If you don’t know, I am the Artistic Director for a non-profit, small, professional theater company in Chicago called Reckless Ensemble Theatre. We are holding a benefit on May 19th to which you are all invited! The cost is very reasonable at $50 a ticket. While deep in promotion for the event, I realized how business owners can improve networking.

Personally, I find networking becomes tedious. It can be difficult to find groups you really like or have good connections to your target market. There is a ton of time and energy spent attending. On top of that, to make any of the groups really productive, it is best to come regularly enough to be trusted for referrals (more time and money).

So what if we challenged ourselves to choose fundraiser events for non-profits as part of our networking mix? I think this could add the spice we need in our networking.

Here’s why:

  1. It will expose you to a different group of people than you normally see. Most people work somewhere, right? So if you are looking to meet business owners or be connected to owners, these can be a great place to start.
  2. You can pick a cause you believe in. Not only will you feel good about giving back, but a shared interest with those attending will give you a place to start conversations.  You may also increase your “like, know and trust” factor with those you meet.
  3. Keep the program! Sponsors will be listed, board members, etc. You can follow up with those businesses and have an “in” by saying you were at such and such event or you saw they donated to the auction table.
  4. It’s one-time-only. There is no pressure to come every week or month!
  5. Talk to the volunteers or people working the event. Take information about how to donate yourself or become a sponsor the following year. Sponsorship usually comes with event tickets, and you may find the increased exposure is worth the extra cost.

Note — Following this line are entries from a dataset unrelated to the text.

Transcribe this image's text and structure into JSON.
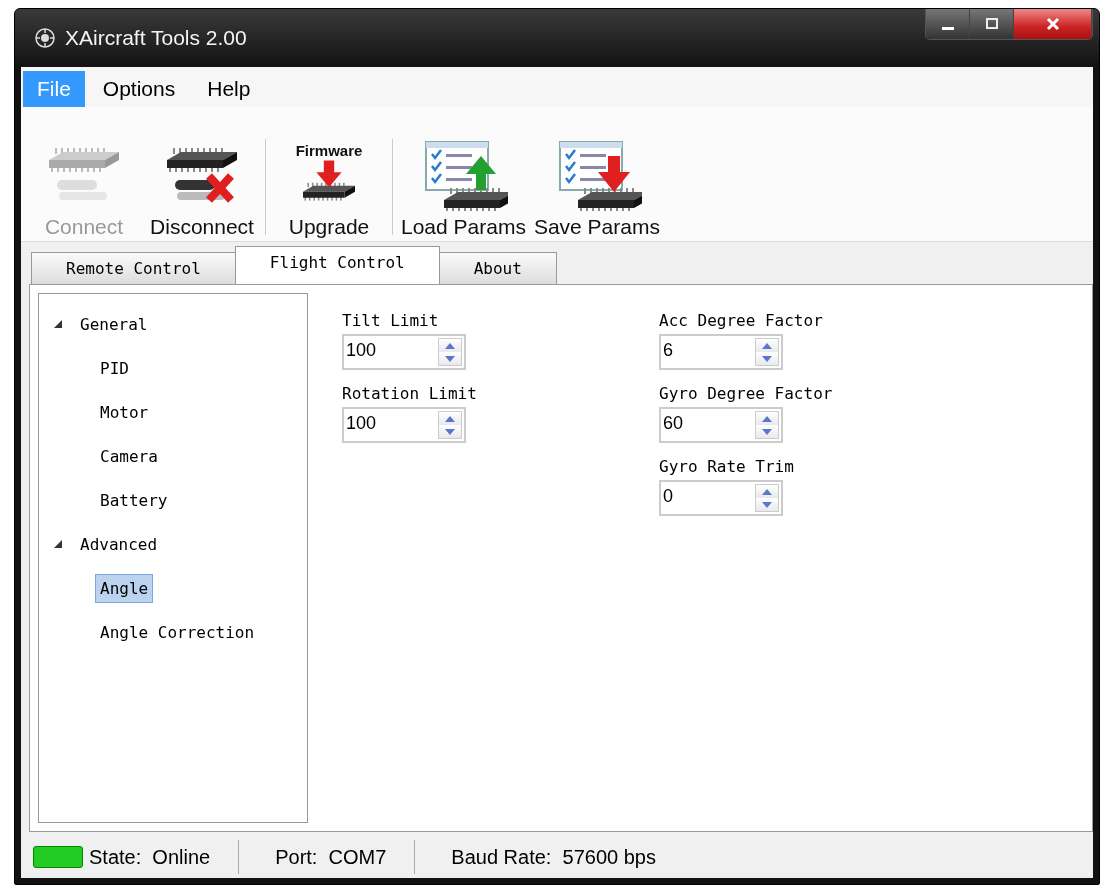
{
  "window": {
    "title": "XAircraft Tools 2.00"
  },
  "menu": [
    {
      "label": "File",
      "selected": true
    },
    {
      "label": "Options",
      "selected": false
    },
    {
      "label": "Help",
      "selected": false
    }
  ],
  "toolbar": [
    [
      {
        "label": "Connect",
        "kind": "connect",
        "disabled": true
      },
      {
        "label": "Disconnect",
        "kind": "disconnect",
        "disabled": false
      }
    ],
    [
      {
        "label": "Upgrade",
        "kind": "upgrade",
        "caption": "Firmware",
        "disabled": false
      }
    ],
    [
      {
        "label": "Load Params",
        "kind": "load",
        "disabled": false
      },
      {
        "label": "Save Params",
        "kind": "save",
        "disabled": false
      }
    ]
  ],
  "tabs": [
    {
      "label": "Remote Control",
      "selected": false
    },
    {
      "label": "Flight Control",
      "selected": true
    },
    {
      "label": "About",
      "selected": false
    }
  ],
  "tree": [
    {
      "label": "General",
      "expanded": true,
      "selected": false,
      "children": [
        {
          "label": "PID",
          "selected": false
        },
        {
          "label": "Motor",
          "selected": false
        },
        {
          "label": "Camera",
          "selected": false
        },
        {
          "label": "Battery",
          "selected": false
        }
      ]
    },
    {
      "label": "Advanced",
      "expanded": true,
      "selected": false,
      "children": [
        {
          "label": "Angle",
          "selected": true
        },
        {
          "label": "Angle Correction",
          "selected": false
        }
      ]
    }
  ],
  "params": [
    [
      {
        "label": "Tilt Limit",
        "value": "100"
      },
      {
        "label": "Rotation Limit",
        "value": "100"
      }
    ],
    [
      {
        "label": "Acc Degree Factor",
        "value": "6"
      },
      {
        "label": "Gyro Degree Factor",
        "value": "60"
      },
      {
        "label": "Gyro Rate Trim",
        "value": "0"
      }
    ]
  ],
  "status_bar": [
    {
      "text": "State:  Online",
      "color": "#22cc22"
    },
    {
      "text": "Port:  COM7"
    },
    {
      "text": "Baud Rate:  57600 bps"
    }
  ]
}
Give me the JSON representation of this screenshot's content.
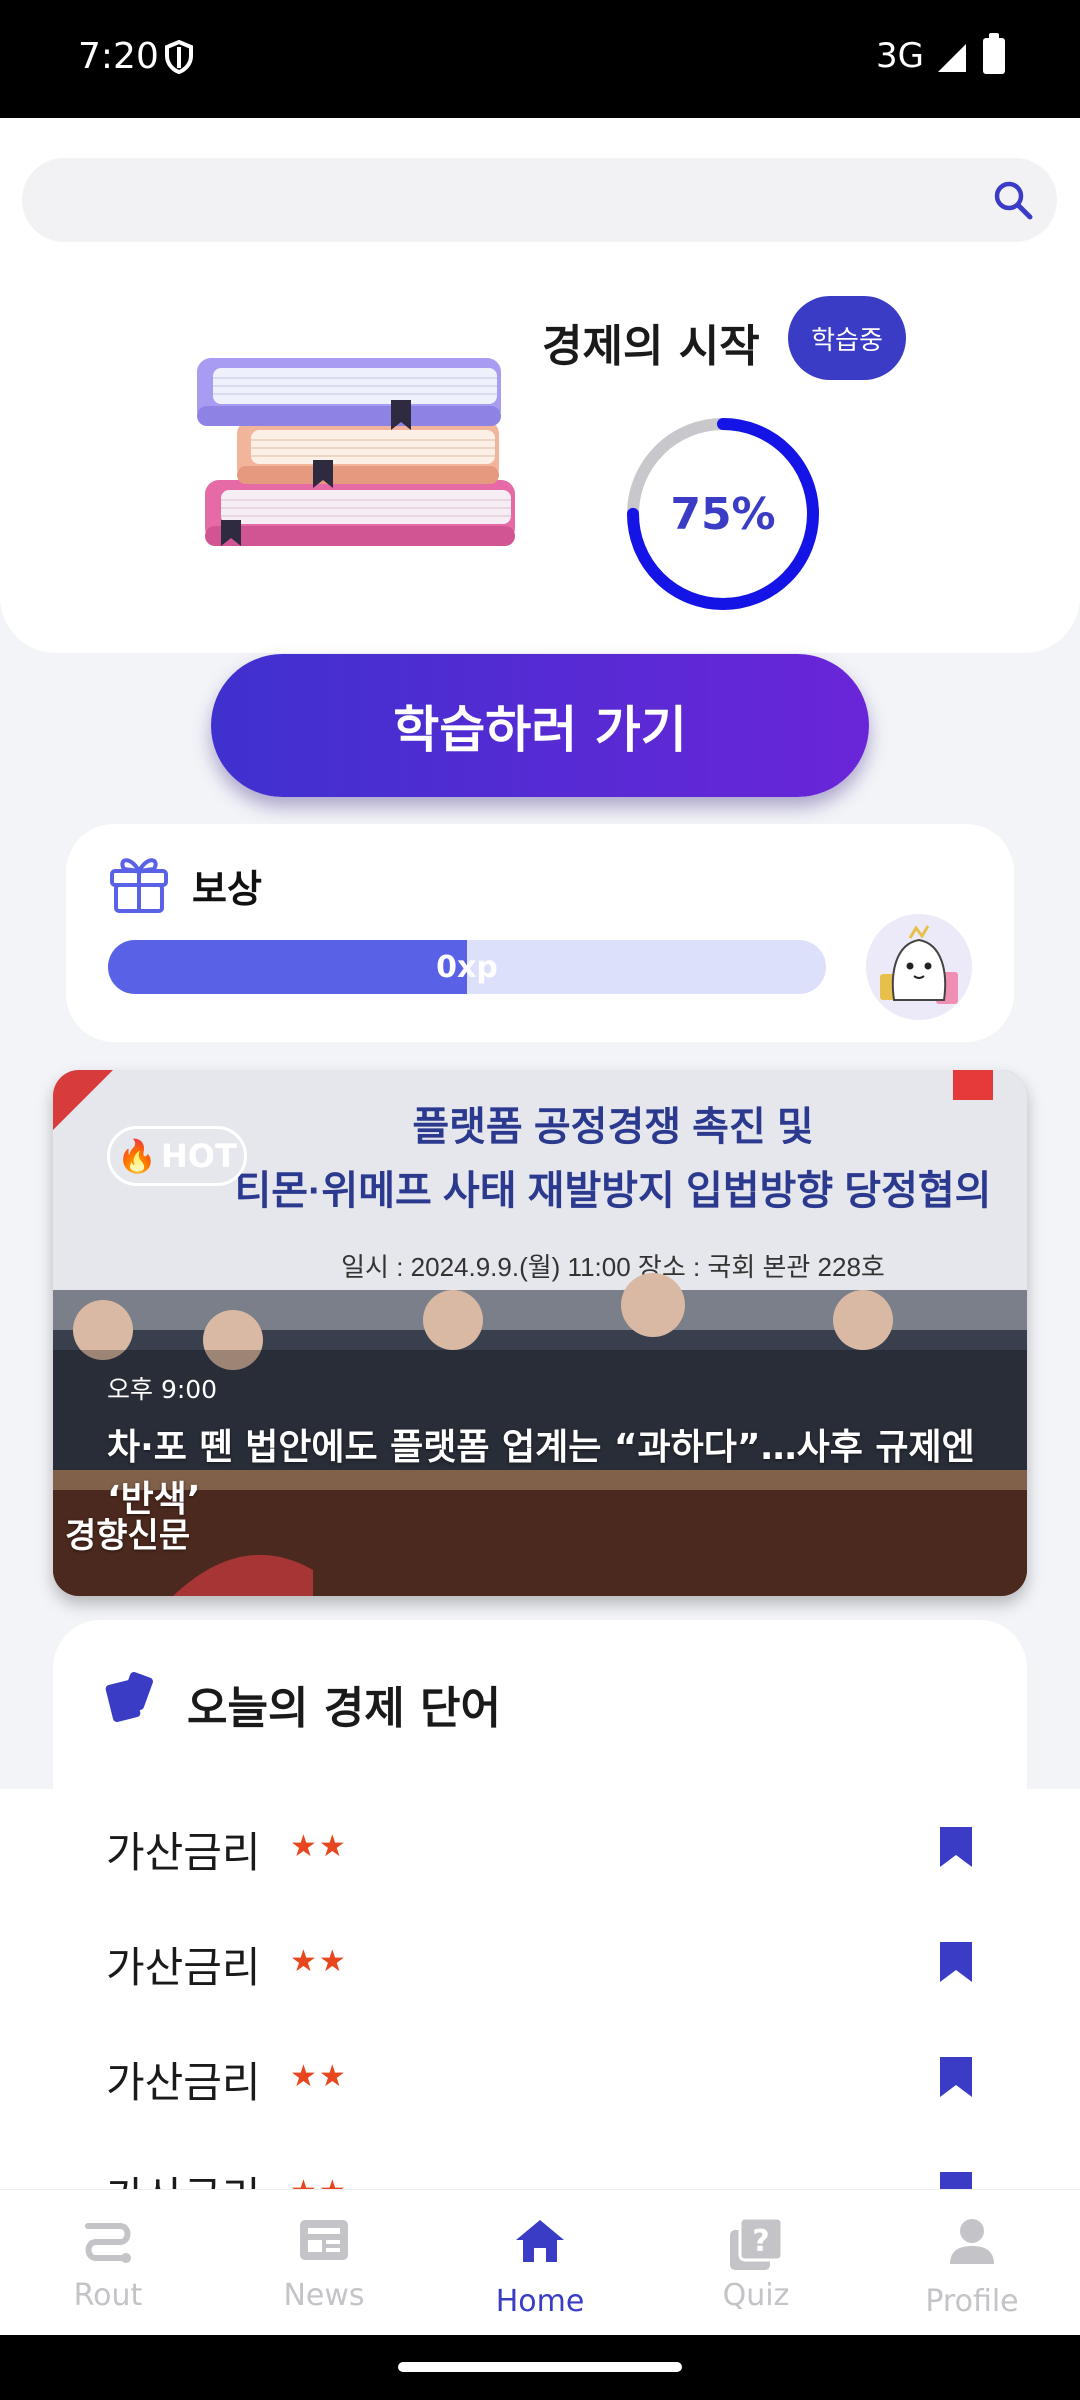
{
  "status_bar": {
    "time": "7:20",
    "network": "3G"
  },
  "search": {
    "placeholder": ""
  },
  "course": {
    "title": "경제의 시작",
    "badge": "학습중",
    "progress": 0.75,
    "progress_label": "75%"
  },
  "study_button": {
    "label": "학습하러 가기"
  },
  "reward": {
    "title": "보상",
    "xp_label": "0xp",
    "xp_fill": 0.5
  },
  "news": {
    "hot_label": "HOT",
    "time": "오후 9:00",
    "headline": "차·포 뗀 법안에도 플랫폼 업계는 “과하다”…사후 규제엔 ‘반색’",
    "source": "경향신문",
    "banner_line1": "플랫폼 공정경쟁 촉진 및",
    "banner_line2": "티몬·위메프 사태 재발방지 입법방향 당정협의",
    "banner_line3": "일시 : 2024.9.9.(월) 11:00    장소 : 국회 본관 228호"
  },
  "vocab": {
    "title": "오늘의 경제 단어",
    "items": [
      {
        "word": "가산금리",
        "stars": "★★"
      },
      {
        "word": "가산금리",
        "stars": "★★"
      },
      {
        "word": "가산금리",
        "stars": "★★"
      },
      {
        "word": "가산금리",
        "stars": "★★"
      }
    ]
  },
  "nav": {
    "items": [
      {
        "label": "Rout",
        "icon": "route-icon"
      },
      {
        "label": "News",
        "icon": "news-icon"
      },
      {
        "label": "Home",
        "icon": "home-icon"
      },
      {
        "label": "Quiz",
        "icon": "quiz-icon"
      },
      {
        "label": "Profile",
        "icon": "profile-icon"
      }
    ],
    "active": "Home"
  },
  "colors": {
    "accent": "#3a3cc6",
    "star": "#e8461e",
    "gradient_start": "#3f31cf",
    "gradient_end": "#6a25d8"
  }
}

Is there a downside to benefit networking?

  1. Cost. Some galas and benefits can be pricey, but remember the higher the cost, the more affluent or influential the guest list (probably). To start out, look for events which are lower in cost (like mine). Also take into account there is no membership fee like with some groups, nor the multiple month attendance, so it may not be as costly as it first appears. It may save you to buy a whole table and bring friends. Also, most groups will come down on the cost if you guarantee bringing a group or if you volunteer to man the sign in table or stay to clean up.
  2. Conversation. You will need to network differently. Come in with questions to get others talking about how they are connected to the cause and work your way to their business. Don’t launch into your “so what do you do?” networking conversation. You may need to take notes of names and where they work to look them up on Linked In or their company site after the event for following up.

Once you start adding in this type of networking to your business, you can figure out what type of events are best for you. Appetizer parties may work better to get? around the room over formal sit down events. If it is sit down, check out the schedule ahead of time to maximize the networking during the gathering time before dinner.

As with anything for your business, strategic planning is the key. Who do you need to meet and what type of events will they attend? Look at the sponsors beforehand. Do you know someone involved with the organization who will tell you more about the event and who is coming?